À lire avec extraits sur : http://branchesculture.com/2017/12/11/les-gens-honnetes-matteo-4-jean-pierre-gibrat-bd-litterature-formidable-cadeaux-fin-annee/
Quatre saisons (et un peu plus), ça suffit à faire (un peu) le tour des vies dans ce manège incertain qui voit les feuilles se parer de leurs habits de beauté avant de se flétrir un peu plus tard. Dans le tourbillon de la vie cher à Jeanne. Et s'il y a un point de départ et une chute finale, rien ne présage ce qu'il va bien pouvoir se passer dans cette trajectoire où le hasard a son rôle à jouer. Il y avait Vincent, François, Paul... et les autres , voilà Philippe (incarnation bdgénique d'un Michel Vuillermoz dans toute sa puissance), Fabrice, Alex, Fanny, Robert, Camille et les autres. Sans oublier Jean-Pierre et Laurent Durieux en orchestrateurs de cette symphonie aux variations extrêmes, mais mêlant si bien bande dessinée et envolées littéraires (pour les irréductibles qui penseraient que la bande dessinée, ce n'est pas de la littérature, voilà la preuve que c'est bien plus).

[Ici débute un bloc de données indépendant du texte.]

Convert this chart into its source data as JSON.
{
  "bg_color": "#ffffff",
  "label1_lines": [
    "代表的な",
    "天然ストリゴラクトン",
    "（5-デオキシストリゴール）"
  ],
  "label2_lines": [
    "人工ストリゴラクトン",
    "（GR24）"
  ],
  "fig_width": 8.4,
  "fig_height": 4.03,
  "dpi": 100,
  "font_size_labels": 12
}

Dans cette histoire en quatre actes et fluide au possible malgré ses airs de pavé, entre les péripéties et les moments de bravoures simplement, banalement même, humains; on se dit que ces Gens Honnêtes sont peut-être des cousins pas si lointains des Vieux Fourneaux, qu'il y a dans l'ADN du combo royal Gibrat-Durieux les prémisses du phénomène BD actuel. Après, s'ils sont honnêtes, ils ne se disent pas forcément tout. Comme Philippe, notre héros proche de la banqueroute mais trouvant le toupet d'assurer que tout va bien dans le meilleur des mondes à sa maman. Comme Camille qui préfère partir au loin et laisser une lettre.

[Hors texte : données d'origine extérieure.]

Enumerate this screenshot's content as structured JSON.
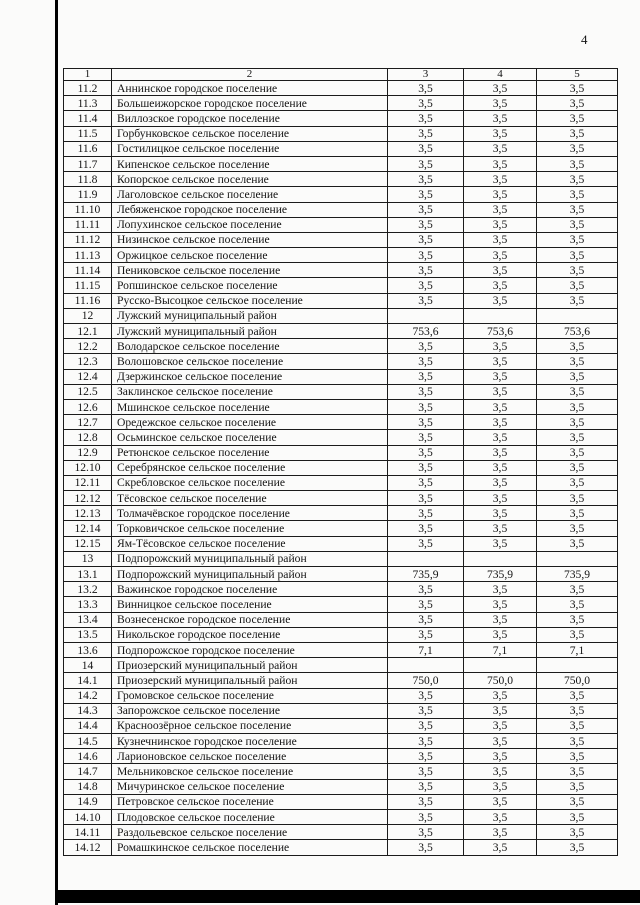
{
  "page": {
    "number": "4"
  },
  "table": {
    "headers": [
      "1",
      "2",
      "3",
      "4",
      "5"
    ],
    "rows": [
      [
        "11.2",
        "Аннинское городское поселение",
        "3,5",
        "3,5",
        "3,5"
      ],
      [
        "11.3",
        "Большеижорское городское поселение",
        "3,5",
        "3,5",
        "3,5"
      ],
      [
        "11.4",
        "Виллозское городское поселение",
        "3,5",
        "3,5",
        "3,5"
      ],
      [
        "11.5",
        "Горбунковское сельское поселение",
        "3,5",
        "3,5",
        "3,5"
      ],
      [
        "11.6",
        "Гостилицкое сельское поселение",
        "3,5",
        "3,5",
        "3,5"
      ],
      [
        "11.7",
        "Кипенское сельское поселение",
        "3,5",
        "3,5",
        "3,5"
      ],
      [
        "11.8",
        "Копорское сельское поселение",
        "3,5",
        "3,5",
        "3,5"
      ],
      [
        "11.9",
        "Лаголовское сельское поселение",
        "3,5",
        "3,5",
        "3,5"
      ],
      [
        "11.10",
        "Лебяженское городское поселение",
        "3,5",
        "3,5",
        "3,5"
      ],
      [
        "11.11",
        "Лопухинское сельское поселение",
        "3,5",
        "3,5",
        "3,5"
      ],
      [
        "11.12",
        "Низинское сельское поселение",
        "3,5",
        "3,5",
        "3,5"
      ],
      [
        "11.13",
        "Оржицкое сельское поселение",
        "3,5",
        "3,5",
        "3,5"
      ],
      [
        "11.14",
        "Пениковское сельское поселение",
        "3,5",
        "3,5",
        "3,5"
      ],
      [
        "11.15",
        "Ропшинское сельское поселение",
        "3,5",
        "3,5",
        "3,5"
      ],
      [
        "11.16",
        "Русско-Высоцкое сельское поселение",
        "3,5",
        "3,5",
        "3,5"
      ],
      [
        "12",
        "Лужский муниципальный район",
        "",
        "",
        ""
      ],
      [
        "12.1",
        "Лужский муниципальный район",
        "753,6",
        "753,6",
        "753,6"
      ],
      [
        "12.2",
        "Володарское сельское поселение",
        "3,5",
        "3,5",
        "3,5"
      ],
      [
        "12.3",
        "Волошовское сельское поселение",
        "3,5",
        "3,5",
        "3,5"
      ],
      [
        "12.4",
        "Дзержинское сельское поселение",
        "3,5",
        "3,5",
        "3,5"
      ],
      [
        "12.5",
        "Заклинское сельское поселение",
        "3,5",
        "3,5",
        "3,5"
      ],
      [
        "12.6",
        "Мшинское сельское поселение",
        "3,5",
        "3,5",
        "3,5"
      ],
      [
        "12.7",
        "Оредежское сельское поселение",
        "3,5",
        "3,5",
        "3,5"
      ],
      [
        "12.8",
        "Осьминское сельское поселение",
        "3,5",
        "3,5",
        "3,5"
      ],
      [
        "12.9",
        "Ретюнское сельское поселение",
        "3,5",
        "3,5",
        "3,5"
      ],
      [
        "12.10",
        "Серебрянское сельское поселение",
        "3,5",
        "3,5",
        "3,5"
      ],
      [
        "12.11",
        "Скребловское сельское поселение",
        "3,5",
        "3,5",
        "3,5"
      ],
      [
        "12.12",
        "Тёсовское сельское поселение",
        "3,5",
        "3,5",
        "3,5"
      ],
      [
        "12.13",
        "Толмачёвское городское поселение",
        "3,5",
        "3,5",
        "3,5"
      ],
      [
        "12.14",
        "Торковичское сельское поселение",
        "3,5",
        "3,5",
        "3,5"
      ],
      [
        "12.15",
        "Ям-Тёсовское сельское поселение",
        "3,5",
        "3,5",
        "3,5"
      ],
      [
        "13",
        "Подпорожский муниципальный район",
        "",
        "",
        ""
      ],
      [
        "13.1",
        "Подпорожский муниципальный район",
        "735,9",
        "735,9",
        "735,9"
      ],
      [
        "13.2",
        "Важинское городское поселение",
        "3,5",
        "3,5",
        "3,5"
      ],
      [
        "13.3",
        "Винницкое сельское поселение",
        "3,5",
        "3,5",
        "3,5"
      ],
      [
        "13.4",
        "Вознесенское городское поселение",
        "3,5",
        "3,5",
        "3,5"
      ],
      [
        "13.5",
        "Никольское городское поселение",
        "3,5",
        "3,5",
        "3,5"
      ],
      [
        "13.6",
        "Подпорожское городское поселение",
        "7,1",
        "7,1",
        "7,1"
      ],
      [
        "14",
        "Приозерский муниципальный район",
        "",
        "",
        ""
      ],
      [
        "14.1",
        "Приозерский муниципальный район",
        "750,0",
        "750,0",
        "750,0"
      ],
      [
        "14.2",
        "Громовское сельское поселение",
        "3,5",
        "3,5",
        "3,5"
      ],
      [
        "14.3",
        "Запорожское сельское поселение",
        "3,5",
        "3,5",
        "3,5"
      ],
      [
        "14.4",
        "Красноозёрное сельское поселение",
        "3,5",
        "3,5",
        "3,5"
      ],
      [
        "14.5",
        "Кузнечнинское городское поселение",
        "3,5",
        "3,5",
        "3,5"
      ],
      [
        "14.6",
        "Ларионовское сельское поселение",
        "3,5",
        "3,5",
        "3,5"
      ],
      [
        "14.7",
        "Мельниковское сельское поселение",
        "3,5",
        "3,5",
        "3,5"
      ],
      [
        "14.8",
        "Мичуринское сельское поселение",
        "3,5",
        "3,5",
        "3,5"
      ],
      [
        "14.9",
        "Петровское сельское поселение",
        "3,5",
        "3,5",
        "3,5"
      ],
      [
        "14.10",
        "Плодовское сельское поселение",
        "3,5",
        "3,5",
        "3,5"
      ],
      [
        "14.11",
        "Раздольевское сельское поселение",
        "3,5",
        "3,5",
        "3,5"
      ],
      [
        "14.12",
        "Ромашкинское сельское поселение",
        "3,5",
        "3,5",
        "3,5"
      ]
    ]
  }
}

Des lettres, il y en a d'ailleurs beaucoup dans cette épopée du quotidien, intime, épistolaire, intense. Une épopée animée par de jolies âmes qui n'ont plus rien à perdre et préfèrent opposer à la lourdeur de l'existence une légèreté de bon aloi. Les gens honnêtes est une affaire de rencontres, dans un train autour d'un business (mais en est-ce quand contre quelques sous, on donne du bonheur aux gens même en leur ôtant quelques tifs), dans le trésor d'une librairie. De départs aussi, parfois.

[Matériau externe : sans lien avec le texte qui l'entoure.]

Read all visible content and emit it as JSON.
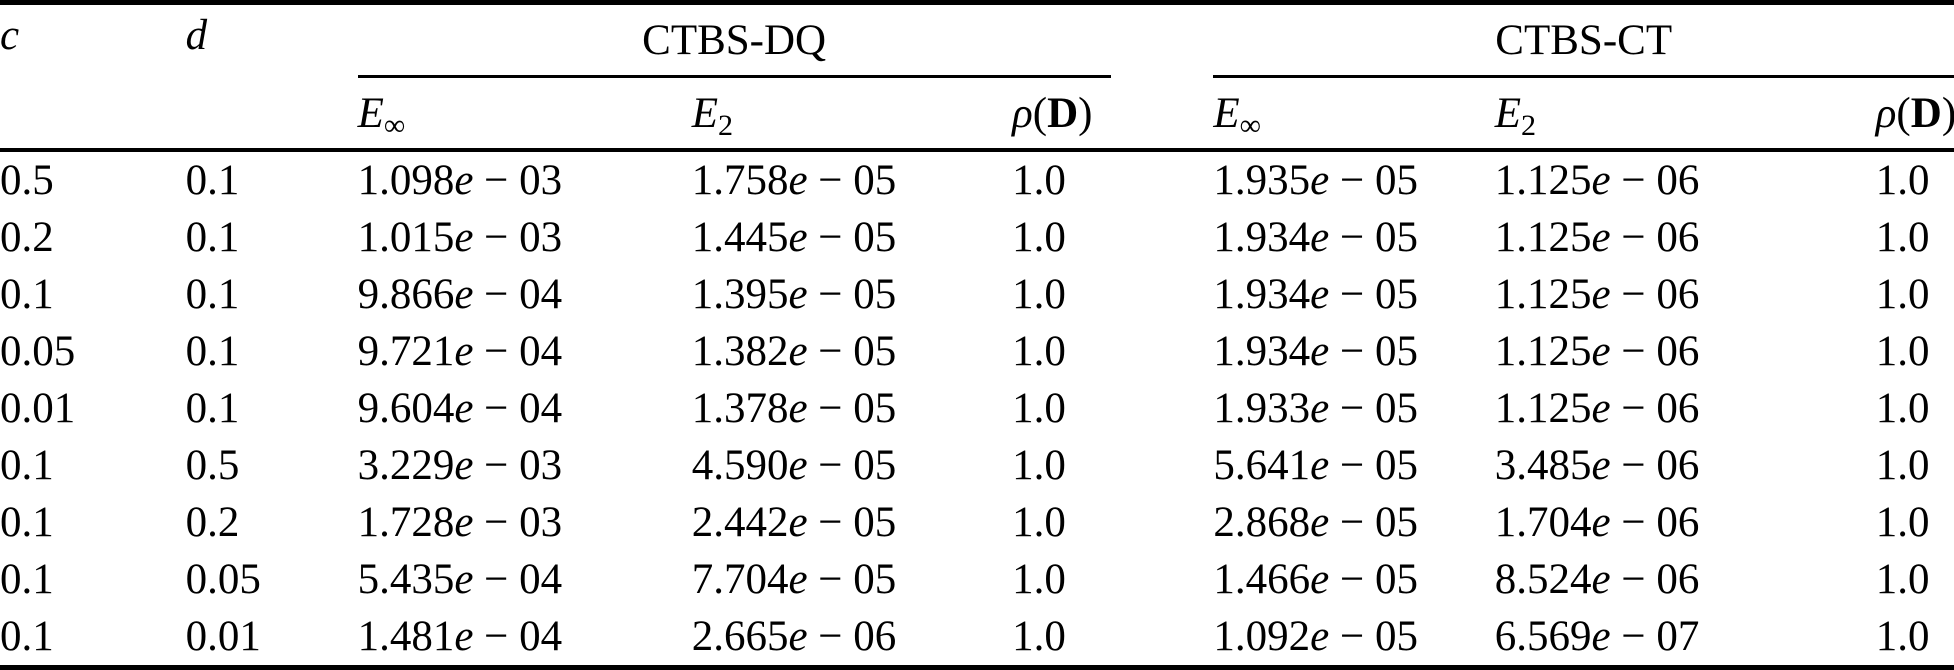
{
  "table": {
    "col_c": "c",
    "col_d": "d",
    "groups": [
      {
        "label": "CTBS-DQ"
      },
      {
        "label": "CTBS-CT"
      }
    ],
    "subheaders": [
      {
        "name": "e-infinity",
        "italic": "E",
        "sub": "∞"
      },
      {
        "name": "e-2",
        "italic": "E",
        "sub": "2"
      },
      {
        "name": "rho-D",
        "italic": "ρ",
        "open": "(",
        "bold": "D",
        "close": ")"
      }
    ],
    "rows": [
      {
        "c": "0.5",
        "d": "0.1",
        "dq": [
          "1.098e-03",
          "1.758e-05",
          "1.0"
        ],
        "ct": [
          "1.935e-05",
          "1.125e-06",
          "1.0"
        ]
      },
      {
        "c": "0.2",
        "d": "0.1",
        "dq": [
          "1.015e-03",
          "1.445e-05",
          "1.0"
        ],
        "ct": [
          "1.934e-05",
          "1.125e-06",
          "1.0"
        ]
      },
      {
        "c": "0.1",
        "d": "0.1",
        "dq": [
          "9.866e-04",
          "1.395e-05",
          "1.0"
        ],
        "ct": [
          "1.934e-05",
          "1.125e-06",
          "1.0"
        ]
      },
      {
        "c": "0.05",
        "d": "0.1",
        "dq": [
          "9.721e-04",
          "1.382e-05",
          "1.0"
        ],
        "ct": [
          "1.934e-05",
          "1.125e-06",
          "1.0"
        ]
      },
      {
        "c": "0.01",
        "d": "0.1",
        "dq": [
          "9.604e-04",
          "1.378e-05",
          "1.0"
        ],
        "ct": [
          "1.933e-05",
          "1.125e-06",
          "1.0"
        ]
      },
      {
        "c": "0.1",
        "d": "0.5",
        "dq": [
          "3.229e-03",
          "4.590e-05",
          "1.0"
        ],
        "ct": [
          "5.641e-05",
          "3.485e-06",
          "1.0"
        ]
      },
      {
        "c": "0.1",
        "d": "0.2",
        "dq": [
          "1.728e-03",
          "2.442e-05",
          "1.0"
        ],
        "ct": [
          "2.868e-05",
          "1.704e-06",
          "1.0"
        ]
      },
      {
        "c": "0.1",
        "d": "0.05",
        "dq": [
          "5.435e-04",
          "7.704e-05",
          "1.0"
        ],
        "ct": [
          "1.466e-05",
          "8.524e-06",
          "1.0"
        ]
      },
      {
        "c": "0.1",
        "d": "0.01",
        "dq": [
          "1.481e-04",
          "2.665e-06",
          "1.0"
        ],
        "ct": [
          "1.092e-05",
          "6.569e-07",
          "1.0"
        ]
      }
    ]
  }
}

Ainsi, deux petits tomes et puis s'en va, et Jean-Pierre Gibrat a confié le bébé à Laurent qui, de tout son être comme pour compenser le manque, a fait bouillir le chaudron de la chaleur humaine un peu plus fort pour offrir deux autres tomes qui, balayés par des tempêtes, ont vécu un peu plus fort, au fil des cases qui reprenaient le pouvoir, s'agrandissant sans jamais éclipser la folie littéraire et amoureuse, contagieuse, que Gibrat avait insufflée. C'est magnifique.